Baiyang Township (柏洋 (Pe̍eh-iôⁿ)) is a township -level administrative unit under the jurisdiction of Xiapu County, Ningde City, Fujian Province, People's Republic of China. In 2017, the administrative area was 17,289 hectares, and the permanent population was 10,676.

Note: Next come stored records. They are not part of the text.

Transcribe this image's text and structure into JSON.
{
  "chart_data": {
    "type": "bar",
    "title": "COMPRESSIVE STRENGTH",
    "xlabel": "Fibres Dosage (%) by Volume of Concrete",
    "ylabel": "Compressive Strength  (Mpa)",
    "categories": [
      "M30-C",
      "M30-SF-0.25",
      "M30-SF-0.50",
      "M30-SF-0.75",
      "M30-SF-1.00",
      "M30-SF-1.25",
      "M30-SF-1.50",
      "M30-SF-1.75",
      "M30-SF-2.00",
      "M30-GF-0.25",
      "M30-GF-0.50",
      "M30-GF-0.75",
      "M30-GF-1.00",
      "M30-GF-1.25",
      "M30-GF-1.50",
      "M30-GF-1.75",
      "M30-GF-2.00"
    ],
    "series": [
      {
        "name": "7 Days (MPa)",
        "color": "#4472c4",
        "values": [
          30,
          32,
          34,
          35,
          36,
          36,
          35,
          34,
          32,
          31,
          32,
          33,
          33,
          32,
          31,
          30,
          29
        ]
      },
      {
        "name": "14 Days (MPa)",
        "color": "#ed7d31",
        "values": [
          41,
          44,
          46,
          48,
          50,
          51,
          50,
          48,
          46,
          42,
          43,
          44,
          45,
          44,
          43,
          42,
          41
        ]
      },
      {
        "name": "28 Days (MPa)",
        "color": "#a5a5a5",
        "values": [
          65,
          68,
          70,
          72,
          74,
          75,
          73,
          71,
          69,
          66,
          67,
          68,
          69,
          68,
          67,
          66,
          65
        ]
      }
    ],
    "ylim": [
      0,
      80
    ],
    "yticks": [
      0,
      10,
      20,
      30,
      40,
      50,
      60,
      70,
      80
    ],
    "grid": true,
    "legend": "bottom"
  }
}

Baiyang Township is located in the northwest mountainous area of Xiapu County.

== Climate ==
Baiyang belongs to the sub-hot monsoon humid climate area, with an average elevation of 440 meters, an average annual precipitation of 1,550 mm, and an average annual temperature of 16 degrees Celsius. It is rich in natural resources. There are currently 200,000 mu of forest, with a forest coverage rate of 76%, 8,000 acres of bamboo, 5,000 acres of fruit trees, and 15,000 acres of tea gardens. It is one of the main tea producing areas in Xiapu County. Tea such as "Muhai Maojian", "Jiangsu Fried Green", and "Zhu Cha" are sold at home and abroad; mineral resources include kaolin, granite, etc., especially "diabase" is rich in reserves and excellent in texture; the Qianyang River basin runs through the territory, The hydropower reserves are large, and it is urgent for people of insight to invest and develop.

== History ==
In 1990, Baiyang Township was located in the northwestern part of the county, adjacent to Shuimen Township to the east, Chongru Township to the south, Zherong and Fuding counties to the north, and Fu'an City to the west, with an administrative area of 174.6 square kilometers. There are Baiyang, Changyan, Linyang, Chexia, Zhengjiashan, Chendun, Xiedun, Dongdun, Yangzhong, Daling, Ruanyang, Kengkou, Zhoucuokeng, Wuyang, Hengjiang, Bantou, Qian Zhai, Xizhai, Zhetou, Nanshanhou, Fengyang, Chanyang, Huangtuqiu, Tahou, Xikeng, Houlong, Yangli, Daijiashan 28 administrative villages, under the jurisdiction of 303 villager groups, 212 natural villages. The township people's government is in Baiyang Village.

== Subdivisions ==
Baiyang Country has jurisdiction over the following areas:

Baiyang Village, Changyan Village, Linyang Village, Chexia Village, Zhengjiashan Village, Chendun Village, Xiedun Village, Dongdun Village, Yangzhong Village, Zetou Village, Nanshanhou Village, Fengyang Village, Chanyang Village, Dai Jiashan Village, Huangtuqiu Village, Tahou Village, Xikeng Village, Daling Village, Ruanyang Village, Kengkou Village, Zhoucuokeng Village, Wuyang Village, Hengjiang Village, Bandou Village, Qianzhai Village, Xizhai Village, Houlong Village and Yangli Village.

== Manichaean manuscripts ==
The Xiapu Manichaean Manuscripts in Baiyang Township have been passed down for generations but became known to the public since 2008.